My guide explained the carving began at the top and the ancient workers made their way down, slowly etching amazing details as they progressed. The dryness of the desert, coupled with the secrecy of the place, had kept the city nearly intact.
Petra has been settled for nine thousand years, and was a major trading route during the 4th century BCE, when the current city was constructed. It was then settled by Bedouin people until 1985, when the government relocated them to the surrounding city, and made the site part of the Unesco Heritage program.
The entire site is seven kilometres long, but walking it took me all day and 30,000 steps (which is equivalent to 21 km). The temperature was in the mid-thirties, and sunscreen and my hat were my best friends. The end of the stretch was marked by an ancient monastery, and my guide neglected to tell me there were over a thousand steps, all carved from the rock, leading to the top.

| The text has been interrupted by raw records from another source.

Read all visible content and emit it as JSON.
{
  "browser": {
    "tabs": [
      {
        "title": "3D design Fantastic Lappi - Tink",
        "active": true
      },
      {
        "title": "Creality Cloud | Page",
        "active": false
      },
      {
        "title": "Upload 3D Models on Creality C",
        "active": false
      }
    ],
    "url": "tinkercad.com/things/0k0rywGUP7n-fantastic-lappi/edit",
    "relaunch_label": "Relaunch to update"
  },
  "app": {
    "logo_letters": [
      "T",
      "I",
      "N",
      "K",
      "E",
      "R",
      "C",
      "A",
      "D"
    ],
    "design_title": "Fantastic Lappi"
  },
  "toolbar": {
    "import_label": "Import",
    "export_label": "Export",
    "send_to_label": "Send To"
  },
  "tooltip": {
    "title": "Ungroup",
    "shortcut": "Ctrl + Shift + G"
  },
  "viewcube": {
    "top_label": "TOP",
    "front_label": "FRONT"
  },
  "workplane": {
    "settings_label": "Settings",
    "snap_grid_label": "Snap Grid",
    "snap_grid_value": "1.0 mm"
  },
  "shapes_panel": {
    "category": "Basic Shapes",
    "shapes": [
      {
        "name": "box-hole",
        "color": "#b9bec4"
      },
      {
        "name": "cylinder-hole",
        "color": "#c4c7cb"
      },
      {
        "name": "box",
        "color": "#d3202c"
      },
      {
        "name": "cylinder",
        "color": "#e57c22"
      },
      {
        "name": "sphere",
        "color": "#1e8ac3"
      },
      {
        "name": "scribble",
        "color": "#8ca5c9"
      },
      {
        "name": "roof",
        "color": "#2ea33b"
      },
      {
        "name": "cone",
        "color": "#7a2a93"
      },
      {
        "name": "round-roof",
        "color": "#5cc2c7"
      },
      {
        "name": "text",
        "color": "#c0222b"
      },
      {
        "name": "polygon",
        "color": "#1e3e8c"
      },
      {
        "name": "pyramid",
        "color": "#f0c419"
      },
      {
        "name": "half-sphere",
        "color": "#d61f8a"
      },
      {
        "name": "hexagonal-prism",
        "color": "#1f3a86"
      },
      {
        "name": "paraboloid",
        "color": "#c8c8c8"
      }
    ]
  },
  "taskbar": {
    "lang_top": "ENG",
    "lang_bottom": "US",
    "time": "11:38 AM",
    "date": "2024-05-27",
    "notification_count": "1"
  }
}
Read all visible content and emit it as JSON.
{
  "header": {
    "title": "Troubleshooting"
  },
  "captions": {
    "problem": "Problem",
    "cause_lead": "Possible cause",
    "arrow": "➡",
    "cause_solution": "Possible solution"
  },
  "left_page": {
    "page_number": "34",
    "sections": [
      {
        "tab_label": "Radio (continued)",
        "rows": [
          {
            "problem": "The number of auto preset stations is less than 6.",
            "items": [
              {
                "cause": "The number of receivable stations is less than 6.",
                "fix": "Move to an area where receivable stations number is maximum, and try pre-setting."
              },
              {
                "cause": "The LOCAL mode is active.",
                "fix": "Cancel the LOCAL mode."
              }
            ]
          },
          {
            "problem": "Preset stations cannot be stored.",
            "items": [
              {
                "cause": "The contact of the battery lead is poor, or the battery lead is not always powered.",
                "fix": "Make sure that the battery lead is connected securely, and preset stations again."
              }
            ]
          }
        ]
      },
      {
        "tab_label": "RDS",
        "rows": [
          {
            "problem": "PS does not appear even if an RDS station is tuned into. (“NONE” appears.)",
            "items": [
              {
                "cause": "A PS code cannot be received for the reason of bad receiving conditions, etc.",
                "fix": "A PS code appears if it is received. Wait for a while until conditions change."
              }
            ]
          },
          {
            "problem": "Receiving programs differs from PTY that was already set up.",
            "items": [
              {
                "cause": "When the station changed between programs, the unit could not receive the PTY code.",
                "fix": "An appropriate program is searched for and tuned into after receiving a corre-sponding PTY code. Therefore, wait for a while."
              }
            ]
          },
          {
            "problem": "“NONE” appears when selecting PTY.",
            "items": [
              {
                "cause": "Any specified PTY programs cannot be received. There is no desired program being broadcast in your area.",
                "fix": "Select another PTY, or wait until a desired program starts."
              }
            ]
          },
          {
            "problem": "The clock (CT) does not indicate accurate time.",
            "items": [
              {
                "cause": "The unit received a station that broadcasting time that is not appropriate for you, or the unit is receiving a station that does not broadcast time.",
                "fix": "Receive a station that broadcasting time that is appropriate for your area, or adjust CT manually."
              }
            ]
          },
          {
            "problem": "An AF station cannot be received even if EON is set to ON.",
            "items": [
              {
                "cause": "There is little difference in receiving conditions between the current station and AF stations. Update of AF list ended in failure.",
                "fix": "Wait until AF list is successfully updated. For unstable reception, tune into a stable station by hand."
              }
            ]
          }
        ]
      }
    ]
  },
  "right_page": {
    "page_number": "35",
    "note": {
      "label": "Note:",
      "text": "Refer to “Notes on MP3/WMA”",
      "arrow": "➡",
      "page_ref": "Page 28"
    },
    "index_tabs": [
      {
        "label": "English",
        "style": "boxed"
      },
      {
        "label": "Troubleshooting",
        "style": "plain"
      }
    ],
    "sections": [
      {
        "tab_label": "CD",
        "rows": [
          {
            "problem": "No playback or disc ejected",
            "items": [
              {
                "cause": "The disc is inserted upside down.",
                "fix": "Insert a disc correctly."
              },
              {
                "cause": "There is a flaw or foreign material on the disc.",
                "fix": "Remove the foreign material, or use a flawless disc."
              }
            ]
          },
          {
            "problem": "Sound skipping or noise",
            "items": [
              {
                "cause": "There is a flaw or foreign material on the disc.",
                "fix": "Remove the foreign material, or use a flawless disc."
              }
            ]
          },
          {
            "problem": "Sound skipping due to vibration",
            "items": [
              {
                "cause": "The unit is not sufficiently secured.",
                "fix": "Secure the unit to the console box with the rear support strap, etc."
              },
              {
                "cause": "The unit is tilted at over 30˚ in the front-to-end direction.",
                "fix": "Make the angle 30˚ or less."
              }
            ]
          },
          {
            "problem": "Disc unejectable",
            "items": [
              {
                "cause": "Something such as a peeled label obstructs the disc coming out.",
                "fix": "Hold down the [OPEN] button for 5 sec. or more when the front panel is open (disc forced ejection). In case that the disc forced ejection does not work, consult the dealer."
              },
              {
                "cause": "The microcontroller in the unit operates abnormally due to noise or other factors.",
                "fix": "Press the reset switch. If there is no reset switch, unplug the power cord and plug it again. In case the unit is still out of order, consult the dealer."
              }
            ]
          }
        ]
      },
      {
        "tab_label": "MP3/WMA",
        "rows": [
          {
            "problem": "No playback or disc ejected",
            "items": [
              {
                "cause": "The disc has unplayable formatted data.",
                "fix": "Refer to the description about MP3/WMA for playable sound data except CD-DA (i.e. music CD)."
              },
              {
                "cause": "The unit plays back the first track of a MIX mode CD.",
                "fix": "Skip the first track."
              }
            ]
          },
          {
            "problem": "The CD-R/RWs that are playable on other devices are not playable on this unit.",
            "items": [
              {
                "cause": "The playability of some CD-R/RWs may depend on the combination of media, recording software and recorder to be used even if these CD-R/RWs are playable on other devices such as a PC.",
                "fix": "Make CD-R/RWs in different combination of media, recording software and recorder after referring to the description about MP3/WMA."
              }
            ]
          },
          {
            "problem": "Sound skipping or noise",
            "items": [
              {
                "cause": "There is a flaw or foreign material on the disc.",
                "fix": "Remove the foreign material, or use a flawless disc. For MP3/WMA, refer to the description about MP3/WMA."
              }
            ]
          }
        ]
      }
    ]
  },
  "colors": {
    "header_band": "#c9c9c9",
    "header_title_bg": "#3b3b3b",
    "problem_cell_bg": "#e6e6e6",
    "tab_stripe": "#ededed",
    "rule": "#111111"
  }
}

It was worth the climb, as the views were spectacular and the accomplishment noteworthy. Every few minutes I would be passed by a donkey or two carrying tourists, unable to make the climb on foot. My guide warned me that ride was about $20 but they would charge another $20 to get people off the beast. I was also saddened when I saw the little donkeys climbing the steps burdened with tourists.
I passed a large Roman-built amphitheater, as well as hundreds of temples. Lunch was in a small, makeshift restaurant, with surprisingly tasteful food. All in all the day was spectacular and I was so grateful to have been able to explore Petra at leisure with a knowledgeable guide. I was however, glad to see my hotel, and after a rest and dinner, made my way across the street to the newly opened museum, where I filled in the gaps from my education during the day.
Petra is one of those places you have to experience to get the full effect of its sheer grandeur. Having thoroughly visited the place, I can see why it was added to the Seven Wonders of the World list.